Otherwise, it’s pretty nifty. This score is easy to understand, not terribly difficult to calculate, and is a useful departure from any single-minded focus on donor loyalty.
Back in September I read a blog post by Jonathan Grapsas about the possible connection between gifts made in memory and Planned Giving expectancies. (The link between in memory and legacies?) He writes, “People are making a gift in memory of someone they care about. They are in that head space.”
I was delighted to discover that memorial gifts are identified with a code in our database, so in I went in search of a connection in our own data. I found that of any alum who has ever made a gift, only 2.1% have ever made a memorial gift. But of all current Planned Giving expectancies who are donors, 9.8% have done so.
Now, I haven’t dug deep: These could be gifts tied to the donor’s own planned gift and which came after the commitment was made. But what if this turns out to be a real difference in giving behaviour and a predictor for Planned Giving?

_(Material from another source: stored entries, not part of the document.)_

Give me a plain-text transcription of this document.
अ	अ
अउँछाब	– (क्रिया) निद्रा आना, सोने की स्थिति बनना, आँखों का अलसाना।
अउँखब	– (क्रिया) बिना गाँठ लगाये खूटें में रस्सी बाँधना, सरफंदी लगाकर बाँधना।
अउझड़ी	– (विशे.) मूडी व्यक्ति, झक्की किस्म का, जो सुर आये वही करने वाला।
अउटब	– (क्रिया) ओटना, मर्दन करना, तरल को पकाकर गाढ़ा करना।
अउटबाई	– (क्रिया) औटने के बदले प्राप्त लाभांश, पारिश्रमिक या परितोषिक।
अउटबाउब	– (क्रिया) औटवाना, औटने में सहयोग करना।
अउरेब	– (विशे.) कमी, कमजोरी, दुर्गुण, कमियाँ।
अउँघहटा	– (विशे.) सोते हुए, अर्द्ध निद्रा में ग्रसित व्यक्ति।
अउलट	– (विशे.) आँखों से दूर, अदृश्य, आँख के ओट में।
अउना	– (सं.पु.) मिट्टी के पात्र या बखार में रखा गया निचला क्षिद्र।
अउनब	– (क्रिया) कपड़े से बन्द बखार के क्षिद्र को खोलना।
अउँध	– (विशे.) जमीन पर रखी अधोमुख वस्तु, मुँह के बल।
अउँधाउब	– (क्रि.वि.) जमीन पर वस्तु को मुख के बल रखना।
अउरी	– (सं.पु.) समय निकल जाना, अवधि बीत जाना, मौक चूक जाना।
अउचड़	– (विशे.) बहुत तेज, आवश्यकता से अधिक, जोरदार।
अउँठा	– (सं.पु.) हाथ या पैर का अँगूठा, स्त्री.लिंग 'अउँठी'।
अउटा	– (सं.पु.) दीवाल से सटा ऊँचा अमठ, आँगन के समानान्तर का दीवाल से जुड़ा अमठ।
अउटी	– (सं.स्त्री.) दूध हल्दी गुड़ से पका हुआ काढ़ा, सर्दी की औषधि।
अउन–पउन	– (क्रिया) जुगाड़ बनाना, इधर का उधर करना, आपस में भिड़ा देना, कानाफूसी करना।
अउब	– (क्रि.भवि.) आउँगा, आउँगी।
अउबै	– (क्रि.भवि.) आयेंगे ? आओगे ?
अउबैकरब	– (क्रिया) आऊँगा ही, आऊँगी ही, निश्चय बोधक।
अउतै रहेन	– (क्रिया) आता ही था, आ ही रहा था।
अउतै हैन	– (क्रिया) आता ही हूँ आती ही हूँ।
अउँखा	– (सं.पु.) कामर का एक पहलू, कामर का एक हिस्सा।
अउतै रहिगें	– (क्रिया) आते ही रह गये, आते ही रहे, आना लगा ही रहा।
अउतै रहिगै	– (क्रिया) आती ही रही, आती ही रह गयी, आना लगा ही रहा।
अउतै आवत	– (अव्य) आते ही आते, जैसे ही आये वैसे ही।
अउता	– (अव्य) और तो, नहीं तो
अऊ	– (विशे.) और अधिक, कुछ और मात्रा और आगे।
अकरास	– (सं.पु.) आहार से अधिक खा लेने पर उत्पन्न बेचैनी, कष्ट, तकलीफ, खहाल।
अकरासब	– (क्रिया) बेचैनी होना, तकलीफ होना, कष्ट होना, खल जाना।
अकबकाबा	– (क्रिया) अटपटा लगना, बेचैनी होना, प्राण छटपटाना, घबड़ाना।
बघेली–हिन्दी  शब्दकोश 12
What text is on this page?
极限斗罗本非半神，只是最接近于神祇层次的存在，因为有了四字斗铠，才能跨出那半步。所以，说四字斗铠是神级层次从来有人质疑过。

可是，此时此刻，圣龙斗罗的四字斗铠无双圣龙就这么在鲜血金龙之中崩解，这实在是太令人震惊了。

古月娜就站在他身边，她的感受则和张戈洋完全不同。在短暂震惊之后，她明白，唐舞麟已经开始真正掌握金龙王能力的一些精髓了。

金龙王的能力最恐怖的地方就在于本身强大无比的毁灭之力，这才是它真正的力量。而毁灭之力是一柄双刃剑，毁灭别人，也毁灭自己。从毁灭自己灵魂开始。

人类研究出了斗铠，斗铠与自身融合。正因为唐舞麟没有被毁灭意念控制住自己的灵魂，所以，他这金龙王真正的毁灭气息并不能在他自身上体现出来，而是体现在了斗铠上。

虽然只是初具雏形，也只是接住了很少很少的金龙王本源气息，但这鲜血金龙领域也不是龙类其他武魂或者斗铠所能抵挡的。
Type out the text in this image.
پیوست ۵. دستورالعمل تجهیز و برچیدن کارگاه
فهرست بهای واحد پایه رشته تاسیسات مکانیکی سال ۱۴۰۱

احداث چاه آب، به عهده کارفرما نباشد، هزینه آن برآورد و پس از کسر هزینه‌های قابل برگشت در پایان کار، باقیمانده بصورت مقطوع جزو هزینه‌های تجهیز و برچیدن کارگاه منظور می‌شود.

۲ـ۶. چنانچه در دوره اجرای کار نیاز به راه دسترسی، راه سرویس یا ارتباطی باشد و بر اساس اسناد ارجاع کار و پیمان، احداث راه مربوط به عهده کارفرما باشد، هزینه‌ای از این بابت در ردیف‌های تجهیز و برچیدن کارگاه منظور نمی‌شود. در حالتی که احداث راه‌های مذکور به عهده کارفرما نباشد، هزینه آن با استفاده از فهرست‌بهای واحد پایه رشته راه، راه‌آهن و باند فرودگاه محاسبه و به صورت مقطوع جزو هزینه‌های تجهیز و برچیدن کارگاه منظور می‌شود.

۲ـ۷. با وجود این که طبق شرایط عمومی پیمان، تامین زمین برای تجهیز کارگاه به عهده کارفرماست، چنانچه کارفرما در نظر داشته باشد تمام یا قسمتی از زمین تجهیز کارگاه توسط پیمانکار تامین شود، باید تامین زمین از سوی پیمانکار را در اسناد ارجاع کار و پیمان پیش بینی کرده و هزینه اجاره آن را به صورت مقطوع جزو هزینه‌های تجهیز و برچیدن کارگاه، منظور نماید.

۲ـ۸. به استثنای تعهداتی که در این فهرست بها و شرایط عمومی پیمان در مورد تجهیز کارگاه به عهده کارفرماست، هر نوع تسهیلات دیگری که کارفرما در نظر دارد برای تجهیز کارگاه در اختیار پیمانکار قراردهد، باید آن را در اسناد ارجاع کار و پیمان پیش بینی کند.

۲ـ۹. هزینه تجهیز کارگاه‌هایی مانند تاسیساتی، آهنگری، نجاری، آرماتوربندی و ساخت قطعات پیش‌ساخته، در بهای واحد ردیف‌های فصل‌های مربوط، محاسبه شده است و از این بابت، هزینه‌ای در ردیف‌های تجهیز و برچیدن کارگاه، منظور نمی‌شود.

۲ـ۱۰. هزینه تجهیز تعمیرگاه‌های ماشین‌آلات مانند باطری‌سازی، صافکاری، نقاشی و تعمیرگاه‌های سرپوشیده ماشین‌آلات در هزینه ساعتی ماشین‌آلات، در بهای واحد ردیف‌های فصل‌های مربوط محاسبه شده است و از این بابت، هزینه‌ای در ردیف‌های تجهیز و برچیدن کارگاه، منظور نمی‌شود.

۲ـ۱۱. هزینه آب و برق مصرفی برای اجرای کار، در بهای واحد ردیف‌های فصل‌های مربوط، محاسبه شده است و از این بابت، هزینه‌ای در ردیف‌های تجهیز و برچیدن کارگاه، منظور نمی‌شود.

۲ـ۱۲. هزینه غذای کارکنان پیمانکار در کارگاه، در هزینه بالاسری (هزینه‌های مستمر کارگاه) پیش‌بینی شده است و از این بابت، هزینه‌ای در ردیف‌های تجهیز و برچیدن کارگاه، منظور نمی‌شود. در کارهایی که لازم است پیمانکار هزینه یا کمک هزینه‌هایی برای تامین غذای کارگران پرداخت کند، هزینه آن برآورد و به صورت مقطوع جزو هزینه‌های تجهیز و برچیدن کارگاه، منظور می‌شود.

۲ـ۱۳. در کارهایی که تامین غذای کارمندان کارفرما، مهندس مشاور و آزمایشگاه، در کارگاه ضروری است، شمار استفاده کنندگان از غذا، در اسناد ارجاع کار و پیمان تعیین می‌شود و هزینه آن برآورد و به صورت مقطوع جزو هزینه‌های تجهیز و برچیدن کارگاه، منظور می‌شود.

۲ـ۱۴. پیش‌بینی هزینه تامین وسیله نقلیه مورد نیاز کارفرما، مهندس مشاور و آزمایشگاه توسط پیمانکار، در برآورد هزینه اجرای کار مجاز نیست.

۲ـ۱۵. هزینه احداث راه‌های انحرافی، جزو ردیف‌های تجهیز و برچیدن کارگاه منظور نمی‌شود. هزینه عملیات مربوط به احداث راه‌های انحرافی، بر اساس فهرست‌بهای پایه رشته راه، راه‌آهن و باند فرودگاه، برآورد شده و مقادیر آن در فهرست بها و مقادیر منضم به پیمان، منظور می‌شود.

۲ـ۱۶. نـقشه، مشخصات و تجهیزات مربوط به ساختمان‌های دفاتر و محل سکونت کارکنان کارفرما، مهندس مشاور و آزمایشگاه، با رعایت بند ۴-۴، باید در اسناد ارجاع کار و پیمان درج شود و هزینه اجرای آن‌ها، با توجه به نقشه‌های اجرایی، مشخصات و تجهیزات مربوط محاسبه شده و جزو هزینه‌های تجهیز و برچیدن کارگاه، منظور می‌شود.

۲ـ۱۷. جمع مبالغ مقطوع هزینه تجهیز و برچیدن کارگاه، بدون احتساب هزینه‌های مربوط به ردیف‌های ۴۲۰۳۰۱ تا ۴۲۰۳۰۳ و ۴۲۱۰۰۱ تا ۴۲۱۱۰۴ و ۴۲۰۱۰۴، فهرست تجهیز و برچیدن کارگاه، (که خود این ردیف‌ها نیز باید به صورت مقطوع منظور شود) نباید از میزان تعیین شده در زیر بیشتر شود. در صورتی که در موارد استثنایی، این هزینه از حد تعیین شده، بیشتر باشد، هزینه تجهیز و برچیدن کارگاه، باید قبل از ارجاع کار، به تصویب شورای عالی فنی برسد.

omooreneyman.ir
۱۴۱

Up to this point, I haven’t thought of in-memory gifts as an indicator of affinity. The donor is motivated by the desire to honour a friend or loved one, not any identification with your mission or nostalgia for alma mater. In other words, it seems probable that the gift given in memory is typically not up for renewal. To discover that the behaviour may be associated with an especially elusive class of donor is exciting.
There is no need to simply accept the conventional wisdom that the best Planned Giving prospects are the ones who have consistently given small amounts to the annual fund over a long period of time. This behaviour is certainly a predictor for bequests, but it does not typify them.